SC: Lapse of time between injuries and death doesn’t reduce liability in murder case

New Delhi:  The Supreme Court has ruled that when a victim dies after a lapse of considerable time due to injuries inflicted by an accused, it would not diminish the liability of the perpetrator in a murder case.

A bench comprising Justices Krishna Murari and S. Ravindra Bhat, said: “There can be no stereotypical assumption or formula that where death occurs after a lapse of some time, the injuries (which might have caused the death), the offence is one of culpable homicide. Every case has its unique fact situation.
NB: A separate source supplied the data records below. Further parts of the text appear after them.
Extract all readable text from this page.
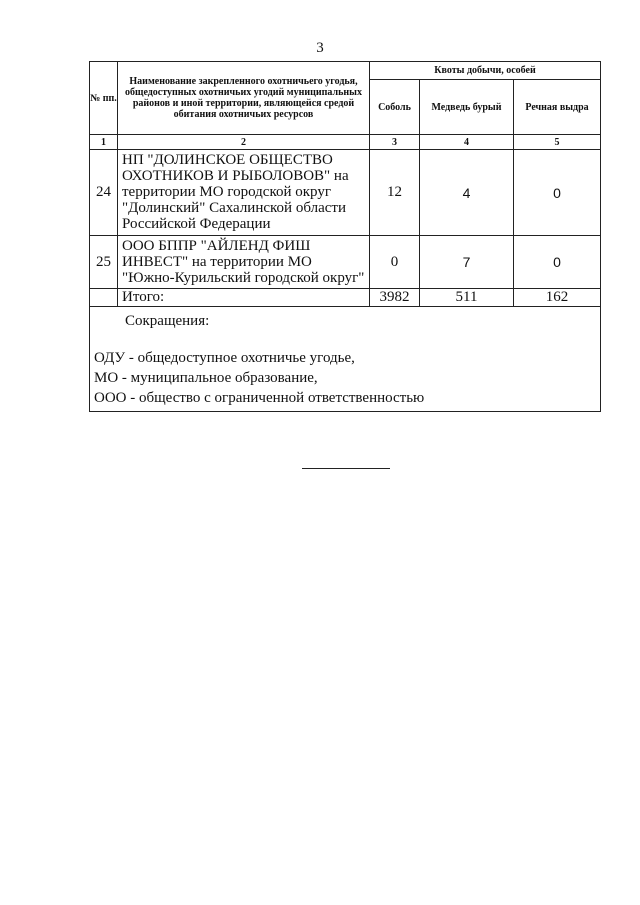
3
№ пп.	Наименование закрепленного охотничьего угодья, общедоступных охотничьих угодий муниципальных районов и иной территории, являющейся средой обитания охотничьих ресурсов	Квоты добычи, особей		
		Соболь	Медведь бурый	Речная выдра
1	2	3	4	5
24	НП "ДОЛИНСКОЕ ОБЩЕСТВО ОХОТНИКОВ И РЫБОЛОВОВ" на территории МО городской округ "Долинский" Сахалинской области Российской Федерации	12	4	0
25	ООО БППР "АЙЛЕНД ФИШ ИНВЕСТ" на территории МО "Южно-Курильский городской округ"	0	7	0
	Итого:	3982	511	162

Сокращения:
ОДУ - общедоступное охотничье угодье,
МО - муниципальное образование,
ООО - общество с ограниченной ответственностью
However, what is important is the nature of injury, and whether it is sufficient in the ordinary course to lead to death”.

It further added that the adequacy or otherwise of medical attention is not a relevant factor in this case, because the doctor who conducted the post-mortem clearly deposed that death was caused due to cardio respiratory failures, as a result of the injuries inflicted upon the deceased.

“Thus, the injuries and the death were closely and directly linked.”

During the hearing, the appellants’ counsel had urged that the victim died 20 days after the attack, and the lapse of such a time shows that the injuries were not sufficient to cause death in the ordinary course of nature.

The bench noted that there were several judgments, which emphasize that such a lapse of time, would not per se constitute a determinative factor as to diminish the offender’s liability from the offence of murder to that of culpable homicide, not amounting to murder.

The appellants moved the apex court challenging the Chhattisgarh High Court order,which confirmed their conviction for murder.

According to the police, the accused had attacked the deceased after he tried to level disputed land with a JCB in February 2012.

After the victim died, a criminal case was registered against the appellants by the victim’s family.

The accused argued that the victim died after about twenty days from the alleged incident and due complications in surgery, therefore their alleged acts were not the cause of the death.

The top court noted that the question, then, is whether the appellants are guilty of the offence of murder, punishable under Section 302, or whether they are criminally liable under the less severe Section 304, IPC.

“This court sees no difficulty in accepting that firstly, the appellants were aggressors; secondly, they attacked the deceased, with axes; thirdly, the deceased was unarmed,” said the bench.

It further added that the doctor who conducted the post-mortem, stated that the injuries were caused by a hard and blunt object, and death of the deceased was due to cardio respiratory failure “as a result of multiple injuries on his body and their complications”.

The top court did not accept appellants contention that the death was caused unintentionally on account of a “sudden quarrel”.

It said the appellants were armed with axes, which indicated their pre-mediated intent to harm the deceased.

“The testimonies of the two important eyewitnesses, establish that when the deceased was levelling the septic tank on his property, the accused/appellants started abusing him; he asked them not to. The appellants, who were in the adjacent property, climbed the wall, entered the deceased’s house, and attacked him with axes,” said the bench, upholding the high court order.